Степка, сидя на высоком табурете, разулся, набрякшие и измазанные грязью сапоги сунул под лесенку, по которой взбираются на печь, и в белых шерстяных носках прошел в комнату. Вернее, это была комнатушка на одно окно: в ней всего лишь умещались кровать, с шарами по углам, стол, сундук, окованный белой жестью, да боковина русской печи, от которой тянуло сухим теплом, вареной капустой и луком. Хозяйка сидела на табурете, прижавшись широкой и мягкой спиной к боковине печи и, поставив голые ноги на нижний переплет табурета, подшивала ребячий валенок. В кровати под стеганым одеялом и полушубком сверху лежала девочка, похожая на мать: такая же лобастая, с такими же, как у матери, круглыми маленькими глазками на широком бело-розовом личике.
— А лопатину-то чего не сняли? Нюрка, она на путях, долго ее не будет. В сумерки уж. Брательник ты ей?
— Брательник. Родной. Кровный, — отвечал, вешая в прихожей свой бушлат.
— Обличием вы не пошибаете. Который старше-то?
«Ух и мастера бабы выспрашивать, — подумал Степка. — Надо же, какой вопрос подкинула».
— Большой-то спрашиваю, который?
— Который наперед родился.
— Дак который?
— Я старше на две зимы.
— Чтой-то и не походит.
— Ходит вот, — сказал Степка, появляясь в комнатушке и заправляя гимнастерку под ремень.
— Отслужился небось?
— Отбарабанил законное.
— Теперь жениться?
— Что ж, попадет из себя красивая да хозяйственная…
— А уж обязательно красивая?
— На глазах у людей живем: чтоб не стыдно было.
— Почему это так-то: парень другой — соплей перешибешь, а девку за себя гребет что покрасивее да повидней?
— Возле хорошей сам лучше.
— Паразиты вы — мужики.
— Так-то уж и паразиты.
Хозяйка вначале говорила весело, маленькие глазки ее приветно искрились и щурились, но когда разговор зашел о мужиках, она вдруг перестала улыбаться и уткнулась глазами в работу, а шило и иголка с дратвой стали медленнее в ее руках.

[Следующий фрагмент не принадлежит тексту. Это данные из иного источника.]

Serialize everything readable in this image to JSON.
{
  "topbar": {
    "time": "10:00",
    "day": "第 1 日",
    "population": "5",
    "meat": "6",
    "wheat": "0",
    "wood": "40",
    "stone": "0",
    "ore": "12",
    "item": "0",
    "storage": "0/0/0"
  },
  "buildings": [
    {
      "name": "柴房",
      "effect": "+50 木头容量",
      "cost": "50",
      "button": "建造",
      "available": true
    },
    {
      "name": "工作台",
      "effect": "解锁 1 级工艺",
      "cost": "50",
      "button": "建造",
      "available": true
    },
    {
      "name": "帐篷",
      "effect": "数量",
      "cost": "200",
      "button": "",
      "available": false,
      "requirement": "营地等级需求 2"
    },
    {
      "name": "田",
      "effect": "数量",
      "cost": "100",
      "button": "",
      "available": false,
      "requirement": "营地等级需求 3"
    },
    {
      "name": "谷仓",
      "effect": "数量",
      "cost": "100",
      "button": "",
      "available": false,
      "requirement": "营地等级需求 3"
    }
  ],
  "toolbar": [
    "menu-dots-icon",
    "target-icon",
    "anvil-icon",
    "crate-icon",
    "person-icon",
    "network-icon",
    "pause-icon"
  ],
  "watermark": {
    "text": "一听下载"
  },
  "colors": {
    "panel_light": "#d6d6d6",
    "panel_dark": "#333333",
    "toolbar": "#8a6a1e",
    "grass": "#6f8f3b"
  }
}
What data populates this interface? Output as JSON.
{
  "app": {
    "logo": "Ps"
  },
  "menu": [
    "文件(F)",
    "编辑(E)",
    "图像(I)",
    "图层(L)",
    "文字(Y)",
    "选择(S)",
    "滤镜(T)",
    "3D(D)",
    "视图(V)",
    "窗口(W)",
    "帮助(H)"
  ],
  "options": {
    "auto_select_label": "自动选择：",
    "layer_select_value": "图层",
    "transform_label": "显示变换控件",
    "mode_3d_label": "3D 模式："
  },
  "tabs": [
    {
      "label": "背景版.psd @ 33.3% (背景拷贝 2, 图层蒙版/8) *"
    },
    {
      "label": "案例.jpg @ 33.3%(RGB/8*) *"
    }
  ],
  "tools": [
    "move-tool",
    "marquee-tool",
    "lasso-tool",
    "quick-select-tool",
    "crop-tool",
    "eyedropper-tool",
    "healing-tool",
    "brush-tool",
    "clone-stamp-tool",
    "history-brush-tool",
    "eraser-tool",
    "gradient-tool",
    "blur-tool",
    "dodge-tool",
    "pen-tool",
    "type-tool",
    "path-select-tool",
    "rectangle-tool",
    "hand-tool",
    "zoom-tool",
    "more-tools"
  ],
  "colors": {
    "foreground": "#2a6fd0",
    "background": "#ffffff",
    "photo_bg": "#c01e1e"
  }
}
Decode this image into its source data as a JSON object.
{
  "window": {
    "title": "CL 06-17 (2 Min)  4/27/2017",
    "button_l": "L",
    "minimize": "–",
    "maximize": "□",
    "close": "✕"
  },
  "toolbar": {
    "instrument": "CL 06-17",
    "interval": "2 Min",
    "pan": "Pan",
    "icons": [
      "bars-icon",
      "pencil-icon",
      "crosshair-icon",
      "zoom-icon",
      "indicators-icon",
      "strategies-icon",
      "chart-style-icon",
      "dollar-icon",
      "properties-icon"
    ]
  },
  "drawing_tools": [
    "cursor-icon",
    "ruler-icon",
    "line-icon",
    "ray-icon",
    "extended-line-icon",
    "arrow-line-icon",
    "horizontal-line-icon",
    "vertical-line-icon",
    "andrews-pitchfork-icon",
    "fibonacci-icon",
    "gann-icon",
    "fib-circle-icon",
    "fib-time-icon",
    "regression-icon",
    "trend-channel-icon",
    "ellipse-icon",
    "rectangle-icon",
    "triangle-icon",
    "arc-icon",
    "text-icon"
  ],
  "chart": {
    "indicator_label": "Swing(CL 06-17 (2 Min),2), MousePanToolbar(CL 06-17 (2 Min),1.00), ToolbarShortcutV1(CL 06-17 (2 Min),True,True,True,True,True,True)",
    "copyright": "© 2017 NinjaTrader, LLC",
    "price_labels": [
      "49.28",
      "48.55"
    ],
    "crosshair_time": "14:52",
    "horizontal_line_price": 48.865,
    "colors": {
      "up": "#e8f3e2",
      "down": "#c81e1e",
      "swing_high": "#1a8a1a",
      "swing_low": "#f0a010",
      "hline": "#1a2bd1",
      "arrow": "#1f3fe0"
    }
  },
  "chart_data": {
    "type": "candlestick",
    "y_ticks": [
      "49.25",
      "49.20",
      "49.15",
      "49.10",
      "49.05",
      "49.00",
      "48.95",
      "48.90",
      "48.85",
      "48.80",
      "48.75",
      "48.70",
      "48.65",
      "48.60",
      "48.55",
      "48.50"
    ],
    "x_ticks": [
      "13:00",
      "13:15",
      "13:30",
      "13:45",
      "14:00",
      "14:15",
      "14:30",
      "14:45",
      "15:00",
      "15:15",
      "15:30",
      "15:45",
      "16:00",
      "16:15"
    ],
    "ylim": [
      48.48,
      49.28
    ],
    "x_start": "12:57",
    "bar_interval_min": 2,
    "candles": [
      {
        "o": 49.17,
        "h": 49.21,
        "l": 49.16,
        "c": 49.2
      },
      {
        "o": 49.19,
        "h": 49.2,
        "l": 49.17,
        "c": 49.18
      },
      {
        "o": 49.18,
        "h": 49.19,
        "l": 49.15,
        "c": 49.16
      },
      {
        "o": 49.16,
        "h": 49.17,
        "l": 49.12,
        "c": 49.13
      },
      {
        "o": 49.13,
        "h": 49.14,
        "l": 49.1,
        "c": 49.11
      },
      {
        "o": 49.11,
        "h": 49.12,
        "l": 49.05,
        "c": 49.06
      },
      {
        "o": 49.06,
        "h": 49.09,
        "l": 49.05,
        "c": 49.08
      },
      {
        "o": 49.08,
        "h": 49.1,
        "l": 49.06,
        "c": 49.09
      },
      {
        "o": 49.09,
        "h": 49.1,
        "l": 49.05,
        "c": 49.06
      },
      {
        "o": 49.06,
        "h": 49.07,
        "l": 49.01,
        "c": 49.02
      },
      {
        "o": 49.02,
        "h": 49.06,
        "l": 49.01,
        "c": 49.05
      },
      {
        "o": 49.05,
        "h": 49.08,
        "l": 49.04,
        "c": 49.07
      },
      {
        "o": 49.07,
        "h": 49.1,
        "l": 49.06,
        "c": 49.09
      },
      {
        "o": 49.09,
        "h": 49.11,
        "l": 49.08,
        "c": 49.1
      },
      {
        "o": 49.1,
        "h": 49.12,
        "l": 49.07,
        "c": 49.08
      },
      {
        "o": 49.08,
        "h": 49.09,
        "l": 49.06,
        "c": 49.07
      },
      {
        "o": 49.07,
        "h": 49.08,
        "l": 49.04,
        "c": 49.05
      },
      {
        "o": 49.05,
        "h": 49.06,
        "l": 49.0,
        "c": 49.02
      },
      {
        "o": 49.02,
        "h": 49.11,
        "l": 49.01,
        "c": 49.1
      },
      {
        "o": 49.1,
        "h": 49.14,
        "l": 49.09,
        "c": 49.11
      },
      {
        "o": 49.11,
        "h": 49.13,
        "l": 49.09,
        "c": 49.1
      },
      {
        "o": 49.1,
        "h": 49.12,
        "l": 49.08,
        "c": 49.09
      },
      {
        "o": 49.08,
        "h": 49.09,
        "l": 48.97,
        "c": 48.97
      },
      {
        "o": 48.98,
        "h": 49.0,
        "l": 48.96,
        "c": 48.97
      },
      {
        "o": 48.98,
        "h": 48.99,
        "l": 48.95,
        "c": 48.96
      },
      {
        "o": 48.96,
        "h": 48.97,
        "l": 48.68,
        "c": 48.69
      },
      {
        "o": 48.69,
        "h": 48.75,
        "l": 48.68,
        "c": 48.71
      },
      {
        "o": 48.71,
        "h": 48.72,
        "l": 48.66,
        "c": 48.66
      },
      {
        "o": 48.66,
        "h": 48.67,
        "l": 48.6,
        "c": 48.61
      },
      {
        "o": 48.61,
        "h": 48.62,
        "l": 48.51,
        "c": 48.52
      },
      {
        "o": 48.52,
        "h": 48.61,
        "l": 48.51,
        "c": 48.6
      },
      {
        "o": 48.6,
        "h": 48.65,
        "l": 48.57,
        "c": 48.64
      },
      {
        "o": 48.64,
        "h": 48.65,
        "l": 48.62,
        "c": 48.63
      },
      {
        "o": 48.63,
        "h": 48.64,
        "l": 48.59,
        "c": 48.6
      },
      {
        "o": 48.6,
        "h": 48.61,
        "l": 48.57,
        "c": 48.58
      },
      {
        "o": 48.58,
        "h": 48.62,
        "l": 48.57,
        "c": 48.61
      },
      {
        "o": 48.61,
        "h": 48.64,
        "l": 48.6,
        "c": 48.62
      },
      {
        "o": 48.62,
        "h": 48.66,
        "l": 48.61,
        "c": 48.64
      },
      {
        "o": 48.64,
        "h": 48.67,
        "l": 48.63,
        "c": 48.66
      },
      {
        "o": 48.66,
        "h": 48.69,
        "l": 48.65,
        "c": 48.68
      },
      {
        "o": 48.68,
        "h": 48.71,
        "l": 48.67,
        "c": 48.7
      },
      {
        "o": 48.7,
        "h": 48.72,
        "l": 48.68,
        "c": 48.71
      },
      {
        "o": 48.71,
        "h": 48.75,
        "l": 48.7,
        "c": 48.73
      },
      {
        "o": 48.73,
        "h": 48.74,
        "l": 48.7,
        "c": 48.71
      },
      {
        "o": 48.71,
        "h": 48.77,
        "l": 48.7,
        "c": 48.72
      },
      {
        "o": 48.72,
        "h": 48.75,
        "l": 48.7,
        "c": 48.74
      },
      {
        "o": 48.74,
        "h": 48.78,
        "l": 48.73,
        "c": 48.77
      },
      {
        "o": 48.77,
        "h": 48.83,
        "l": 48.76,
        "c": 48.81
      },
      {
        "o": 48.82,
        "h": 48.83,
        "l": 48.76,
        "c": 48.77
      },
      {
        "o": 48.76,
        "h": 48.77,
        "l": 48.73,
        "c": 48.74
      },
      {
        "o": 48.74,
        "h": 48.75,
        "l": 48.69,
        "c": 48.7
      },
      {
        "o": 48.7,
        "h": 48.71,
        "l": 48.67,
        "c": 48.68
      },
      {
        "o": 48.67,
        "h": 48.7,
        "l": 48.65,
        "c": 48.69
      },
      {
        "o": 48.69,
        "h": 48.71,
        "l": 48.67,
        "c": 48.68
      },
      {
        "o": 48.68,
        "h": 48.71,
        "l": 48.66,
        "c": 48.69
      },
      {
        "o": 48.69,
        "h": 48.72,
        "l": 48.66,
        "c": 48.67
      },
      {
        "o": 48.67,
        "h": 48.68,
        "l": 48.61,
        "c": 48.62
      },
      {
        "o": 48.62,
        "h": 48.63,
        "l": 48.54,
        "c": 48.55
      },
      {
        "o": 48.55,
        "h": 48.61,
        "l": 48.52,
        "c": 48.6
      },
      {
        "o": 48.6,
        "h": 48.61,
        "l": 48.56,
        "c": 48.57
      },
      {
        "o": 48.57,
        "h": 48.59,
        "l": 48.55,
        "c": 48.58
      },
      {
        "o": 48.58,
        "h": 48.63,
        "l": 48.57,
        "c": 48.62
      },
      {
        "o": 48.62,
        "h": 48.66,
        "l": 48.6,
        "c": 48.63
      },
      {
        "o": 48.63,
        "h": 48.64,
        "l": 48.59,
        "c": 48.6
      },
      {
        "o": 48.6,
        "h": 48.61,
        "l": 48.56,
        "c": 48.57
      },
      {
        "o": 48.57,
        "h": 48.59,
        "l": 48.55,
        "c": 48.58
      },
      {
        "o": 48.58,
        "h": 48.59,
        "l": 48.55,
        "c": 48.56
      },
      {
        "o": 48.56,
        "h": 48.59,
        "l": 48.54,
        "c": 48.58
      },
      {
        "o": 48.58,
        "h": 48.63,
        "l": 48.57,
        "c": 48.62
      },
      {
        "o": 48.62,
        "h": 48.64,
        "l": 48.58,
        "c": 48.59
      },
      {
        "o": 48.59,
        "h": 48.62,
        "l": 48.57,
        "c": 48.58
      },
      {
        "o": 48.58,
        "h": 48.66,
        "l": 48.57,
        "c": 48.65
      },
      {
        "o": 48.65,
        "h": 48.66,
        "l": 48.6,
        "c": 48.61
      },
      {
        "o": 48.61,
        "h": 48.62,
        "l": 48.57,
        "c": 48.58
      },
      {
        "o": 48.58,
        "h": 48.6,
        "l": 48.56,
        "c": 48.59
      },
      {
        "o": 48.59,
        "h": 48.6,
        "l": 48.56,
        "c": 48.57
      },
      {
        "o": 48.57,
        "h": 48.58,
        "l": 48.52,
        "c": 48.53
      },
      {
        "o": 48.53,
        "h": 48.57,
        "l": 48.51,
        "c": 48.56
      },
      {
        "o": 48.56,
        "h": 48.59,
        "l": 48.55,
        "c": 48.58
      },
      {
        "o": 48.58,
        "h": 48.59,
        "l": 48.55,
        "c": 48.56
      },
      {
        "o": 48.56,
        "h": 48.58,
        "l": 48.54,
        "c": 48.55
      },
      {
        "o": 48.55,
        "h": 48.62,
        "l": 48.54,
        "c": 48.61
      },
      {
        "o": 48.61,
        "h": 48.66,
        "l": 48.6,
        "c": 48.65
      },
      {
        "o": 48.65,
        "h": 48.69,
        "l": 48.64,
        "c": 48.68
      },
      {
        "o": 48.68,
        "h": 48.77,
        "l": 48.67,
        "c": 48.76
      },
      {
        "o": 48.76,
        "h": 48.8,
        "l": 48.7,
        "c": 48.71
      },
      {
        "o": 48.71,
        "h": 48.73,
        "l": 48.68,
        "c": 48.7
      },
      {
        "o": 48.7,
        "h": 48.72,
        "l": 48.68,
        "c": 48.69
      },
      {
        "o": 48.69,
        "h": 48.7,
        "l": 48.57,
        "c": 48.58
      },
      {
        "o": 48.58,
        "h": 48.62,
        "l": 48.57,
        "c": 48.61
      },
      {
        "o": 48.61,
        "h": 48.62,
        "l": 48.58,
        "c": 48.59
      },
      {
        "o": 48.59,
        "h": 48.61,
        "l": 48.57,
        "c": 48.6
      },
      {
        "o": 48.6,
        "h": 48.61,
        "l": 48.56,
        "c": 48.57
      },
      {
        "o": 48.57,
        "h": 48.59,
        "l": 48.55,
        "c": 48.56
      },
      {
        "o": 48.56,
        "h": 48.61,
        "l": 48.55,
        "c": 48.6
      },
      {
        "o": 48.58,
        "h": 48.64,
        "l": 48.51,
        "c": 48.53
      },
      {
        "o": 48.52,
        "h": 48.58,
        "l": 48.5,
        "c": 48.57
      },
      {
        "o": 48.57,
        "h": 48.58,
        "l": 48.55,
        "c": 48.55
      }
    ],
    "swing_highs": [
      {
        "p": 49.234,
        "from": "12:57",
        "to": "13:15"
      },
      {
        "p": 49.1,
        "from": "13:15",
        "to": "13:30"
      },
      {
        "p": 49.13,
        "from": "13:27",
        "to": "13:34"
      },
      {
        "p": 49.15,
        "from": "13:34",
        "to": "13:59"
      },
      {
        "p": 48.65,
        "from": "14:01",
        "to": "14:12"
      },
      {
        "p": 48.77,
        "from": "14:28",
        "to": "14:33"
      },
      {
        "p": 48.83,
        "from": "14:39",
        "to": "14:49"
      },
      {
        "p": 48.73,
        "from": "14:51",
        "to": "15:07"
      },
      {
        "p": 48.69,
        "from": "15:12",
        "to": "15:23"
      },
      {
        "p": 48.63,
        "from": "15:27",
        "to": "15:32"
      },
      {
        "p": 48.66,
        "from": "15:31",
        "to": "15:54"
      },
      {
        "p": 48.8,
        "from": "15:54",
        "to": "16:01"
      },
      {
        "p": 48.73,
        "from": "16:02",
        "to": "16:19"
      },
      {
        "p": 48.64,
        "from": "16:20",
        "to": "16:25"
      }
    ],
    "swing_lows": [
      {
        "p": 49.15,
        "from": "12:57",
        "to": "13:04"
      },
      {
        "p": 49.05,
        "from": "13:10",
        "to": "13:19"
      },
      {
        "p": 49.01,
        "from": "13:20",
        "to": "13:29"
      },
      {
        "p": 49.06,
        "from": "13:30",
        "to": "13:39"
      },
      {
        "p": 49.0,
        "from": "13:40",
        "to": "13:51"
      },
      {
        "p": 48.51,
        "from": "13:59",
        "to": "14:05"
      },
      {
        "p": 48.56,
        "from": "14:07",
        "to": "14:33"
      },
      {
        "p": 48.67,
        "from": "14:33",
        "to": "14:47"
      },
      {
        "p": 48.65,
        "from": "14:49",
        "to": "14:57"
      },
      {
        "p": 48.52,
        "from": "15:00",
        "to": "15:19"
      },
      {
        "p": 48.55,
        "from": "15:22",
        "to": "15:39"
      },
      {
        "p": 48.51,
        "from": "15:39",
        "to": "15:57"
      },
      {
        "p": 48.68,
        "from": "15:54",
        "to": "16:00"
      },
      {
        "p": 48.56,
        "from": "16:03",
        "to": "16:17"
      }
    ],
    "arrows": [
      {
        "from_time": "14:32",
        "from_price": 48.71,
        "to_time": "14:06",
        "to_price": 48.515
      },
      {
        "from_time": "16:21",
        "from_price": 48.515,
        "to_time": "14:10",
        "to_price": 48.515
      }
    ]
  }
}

Степка внимательно разглядывал ее и приятно удивлялся, обнаружив, что хозяйка совсем еще молода: ей едва ли можно было дать двадцать три. Была она не причесана, боса, и безрукавное платье на ней в обтяжку, застирано до неопределенного цвета, однако молодое, чистое, женское заслоняло все и делало ее красивой.
— Молчишь-то что? Тоже ведь жадным будешь. Одну возьмешь, а на других глядеть станешь.
В прихожке открылась дверь, и женский торопливый голос спросил:
— Рушники там твои?
— Ну.
— Я уберу. Мою веревку Нюрка заняла. Развесила свое бельишко — глядеть не на что. Штаны, рубахи, будто Петька в рабочих рукавицах лапает ее.
Хозяйка вдруг сорвалась с места, давясь смехом, мягко и упруго ступая крепкими босыми ногами по половикам, выбежала в прихожую и зашушукала на соседку, а вскоре обе они засмеялись приглушенным смехом и заговорили громко о том, что к вечеру придет вагон-лавка и будет стоять семь минут. А что можно купить в семь минут?
— Вот если бы рыбу привезли, — вздохнула хозяйка. — Так хочется рыбки…
— Мало ли чего тебе хочется, — опять захихикала соседка и, внезапно погасив смех, хлопнула дверью.
Пока женщины разговаривали, Степка поднял упавший на пол валенок с дратвой и непришитой пимной заплатой, осмотрел работу и взялся было шить. Но плохо проваренная и невощеная дратва тянулась с трудом, и Степка все время боялся порвать ее. Большая красная и опухшая с сырого холода рука не лезла в валенок, никак нельзя было там ухватить пальцами иглу. «Ну кто детские пимишки подшивает через нутро? — сердился Степка. — Одно слово — баба. Поверху шов скрадывают. Скажи — спорить станет».